The heart of the collection, the fetching from the backend datastore, I can already do:
class ComicsCollection {
  var list;

  ComicsCollection() {
  }

  // Be Backbone like
  fetch() {
    var req = new XMLHttpRequest();

    req.on.load.add(_handleOnLoad);
    req.open('get', '/comics', true);
    req.send();
  }

  _handleOnLoad(event) {
    var request = event.target;

    list = JSON.parse(request.responseText);

    // How to tell the view that I'm done?
  }
}
But how can I communicate to my view that the collection has loaded new data?
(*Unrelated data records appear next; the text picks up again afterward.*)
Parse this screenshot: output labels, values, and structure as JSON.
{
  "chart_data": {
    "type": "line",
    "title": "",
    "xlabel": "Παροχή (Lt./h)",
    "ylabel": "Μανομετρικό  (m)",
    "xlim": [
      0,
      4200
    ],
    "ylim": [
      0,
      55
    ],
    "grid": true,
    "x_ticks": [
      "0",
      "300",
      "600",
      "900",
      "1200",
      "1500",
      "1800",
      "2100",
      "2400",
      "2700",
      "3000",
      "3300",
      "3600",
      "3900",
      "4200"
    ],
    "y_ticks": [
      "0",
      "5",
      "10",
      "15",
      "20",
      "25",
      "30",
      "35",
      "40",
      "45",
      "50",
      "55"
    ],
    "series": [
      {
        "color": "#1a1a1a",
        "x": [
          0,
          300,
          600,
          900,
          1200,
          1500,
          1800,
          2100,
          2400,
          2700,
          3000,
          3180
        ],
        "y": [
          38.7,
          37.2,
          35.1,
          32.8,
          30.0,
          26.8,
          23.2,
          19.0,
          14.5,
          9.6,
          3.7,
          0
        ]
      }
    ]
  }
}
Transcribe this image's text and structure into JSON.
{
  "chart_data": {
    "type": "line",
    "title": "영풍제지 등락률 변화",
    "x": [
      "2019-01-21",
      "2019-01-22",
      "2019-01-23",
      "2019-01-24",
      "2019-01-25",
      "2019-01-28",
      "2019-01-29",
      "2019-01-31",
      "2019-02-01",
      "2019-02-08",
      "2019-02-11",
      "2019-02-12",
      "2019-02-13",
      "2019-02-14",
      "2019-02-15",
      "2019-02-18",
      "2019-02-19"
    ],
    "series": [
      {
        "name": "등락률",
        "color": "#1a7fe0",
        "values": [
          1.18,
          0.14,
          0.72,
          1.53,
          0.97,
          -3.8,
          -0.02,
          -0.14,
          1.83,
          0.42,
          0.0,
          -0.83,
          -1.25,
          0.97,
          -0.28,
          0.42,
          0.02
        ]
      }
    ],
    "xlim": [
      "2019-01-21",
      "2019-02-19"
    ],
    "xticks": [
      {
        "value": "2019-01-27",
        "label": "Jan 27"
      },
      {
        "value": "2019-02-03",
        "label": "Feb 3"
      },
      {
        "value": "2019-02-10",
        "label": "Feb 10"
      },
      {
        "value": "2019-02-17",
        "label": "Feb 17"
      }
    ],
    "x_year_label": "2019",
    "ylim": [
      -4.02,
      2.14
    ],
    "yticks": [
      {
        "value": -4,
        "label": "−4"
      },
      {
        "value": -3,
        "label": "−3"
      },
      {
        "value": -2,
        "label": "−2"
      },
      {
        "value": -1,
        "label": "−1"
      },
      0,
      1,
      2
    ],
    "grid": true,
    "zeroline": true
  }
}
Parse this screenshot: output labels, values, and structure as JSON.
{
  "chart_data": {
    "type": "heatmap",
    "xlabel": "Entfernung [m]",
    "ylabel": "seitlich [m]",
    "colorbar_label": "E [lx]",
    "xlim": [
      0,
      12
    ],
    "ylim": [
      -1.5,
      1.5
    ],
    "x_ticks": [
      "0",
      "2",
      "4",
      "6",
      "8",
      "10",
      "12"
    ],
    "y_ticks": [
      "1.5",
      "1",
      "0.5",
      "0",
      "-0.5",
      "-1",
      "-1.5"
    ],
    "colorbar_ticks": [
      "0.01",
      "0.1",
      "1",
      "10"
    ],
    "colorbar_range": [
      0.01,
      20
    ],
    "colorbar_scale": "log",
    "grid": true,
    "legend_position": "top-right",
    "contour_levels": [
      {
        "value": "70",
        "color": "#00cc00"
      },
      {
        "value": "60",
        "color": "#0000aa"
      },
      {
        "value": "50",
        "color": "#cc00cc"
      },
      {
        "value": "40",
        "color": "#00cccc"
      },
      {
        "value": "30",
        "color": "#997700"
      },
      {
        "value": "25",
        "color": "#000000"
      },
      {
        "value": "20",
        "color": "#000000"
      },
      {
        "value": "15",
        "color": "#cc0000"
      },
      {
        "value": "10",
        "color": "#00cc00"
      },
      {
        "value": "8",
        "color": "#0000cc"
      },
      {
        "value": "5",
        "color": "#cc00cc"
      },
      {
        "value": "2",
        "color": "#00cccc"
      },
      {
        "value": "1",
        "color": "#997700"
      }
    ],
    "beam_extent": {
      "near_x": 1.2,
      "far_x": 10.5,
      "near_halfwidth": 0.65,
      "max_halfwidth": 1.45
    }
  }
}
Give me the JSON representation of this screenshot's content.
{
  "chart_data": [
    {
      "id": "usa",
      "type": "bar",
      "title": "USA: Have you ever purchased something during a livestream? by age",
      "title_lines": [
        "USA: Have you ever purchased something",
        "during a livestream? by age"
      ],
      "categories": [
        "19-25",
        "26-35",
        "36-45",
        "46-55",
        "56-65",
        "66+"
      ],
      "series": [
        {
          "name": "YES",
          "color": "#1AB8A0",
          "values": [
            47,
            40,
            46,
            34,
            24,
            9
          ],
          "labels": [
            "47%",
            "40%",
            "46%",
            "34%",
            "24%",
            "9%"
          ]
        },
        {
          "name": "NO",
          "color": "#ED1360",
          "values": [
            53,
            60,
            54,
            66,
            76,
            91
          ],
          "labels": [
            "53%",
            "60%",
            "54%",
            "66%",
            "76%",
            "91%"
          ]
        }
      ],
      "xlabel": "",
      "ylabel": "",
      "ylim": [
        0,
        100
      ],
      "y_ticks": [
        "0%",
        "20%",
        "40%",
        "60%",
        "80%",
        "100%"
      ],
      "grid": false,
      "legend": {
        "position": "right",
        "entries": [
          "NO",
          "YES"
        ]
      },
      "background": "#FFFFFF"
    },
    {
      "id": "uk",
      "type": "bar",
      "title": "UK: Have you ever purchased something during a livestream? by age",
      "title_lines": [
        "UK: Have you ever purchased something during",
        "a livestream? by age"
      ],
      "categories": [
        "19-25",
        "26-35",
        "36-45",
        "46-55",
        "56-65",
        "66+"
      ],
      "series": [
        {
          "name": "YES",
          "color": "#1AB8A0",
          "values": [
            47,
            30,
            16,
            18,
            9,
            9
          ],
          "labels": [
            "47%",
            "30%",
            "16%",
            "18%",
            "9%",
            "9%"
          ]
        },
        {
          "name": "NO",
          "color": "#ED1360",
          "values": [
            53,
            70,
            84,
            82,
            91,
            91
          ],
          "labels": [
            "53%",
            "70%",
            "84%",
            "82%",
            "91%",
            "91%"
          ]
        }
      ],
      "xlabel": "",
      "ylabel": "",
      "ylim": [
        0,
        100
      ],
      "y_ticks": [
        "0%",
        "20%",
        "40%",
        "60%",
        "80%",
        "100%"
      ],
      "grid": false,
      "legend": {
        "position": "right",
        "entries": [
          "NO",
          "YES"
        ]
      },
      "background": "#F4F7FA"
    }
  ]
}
I would like to instantiate a collection and a collection view something along the lines of:
  var my_comics_collection = new ComicsCollection()
    , comics_view = new ComicsCollectionView(
        el:'#comics-list',
        collection: my_comics_collection
      );

  my_comics_collection.fetch();
In the collection view, I could then subscribe to the collection view's on-load event:
  ComicsCollectionView([el, collection]) {
    this.el = document.query(el);
    this.collection = collection;

    collection.on.load.add((event) {
      render();
    });
  });
To get that to work, I will at least need an on getter in the Collection:
class ComicsCollection {
  var list;
  var get on;

  ComicsCollection() {
    on = new CollectionEvents();
  }
}
I could probably re-use one of the DOM Events classes here, but it is not too hard to define my own:
class CollectionEvents implements Events {
  var load_list;

  CollectionEvents() {
    load_list = new CollectionEventList();
  }

  get load() {
    return load_list;
  }
}
I defined a load getter that returns an EventList object. This CollectionEventList class that I define will be the thing that holds event listeners. It needs to define two methods: add() to add listeners and dispatch() to send events to all listeners:
class CollectionEventList implements EventListenerList {
  var listeners;

  CollectionEventList() {
    listeners = [];
  }

  add(fn) {
    listeners.add(fn);
  }

  bool dispatch(Event event) {
    listeners.forEach((fn) {fn(event);});
    return true;
  }
}
No doubt I can be a little more elegant about that, but that should meet the spirit of what is needed. Amazingly, that does work. To be sure that I am not somehow faking it, I add another debugging on-load handler to listen for my custom event:
class ComicsCollectionView {
  var get el;
  var get collection;

  ComicsCollectionView([el, collection]) {
    this.el = document.query(el);
    this.collection = collection;

    collection.on.load.add((event) {
      render();
    });

    collection.on.load.add((event) {
      print("This really did fire in response to a custom event");
    });

    _attachUiHandlers();
  }

  // ...
}
And indeed, it does work:


Nice. That almost seems a little too easy. I will take a look at this in the fresh light of a new day to make sure that I am not cheating somehow. If custom event handlers in Dart really are this easy, then I am thrilled. Bust mostly I'm sleepy.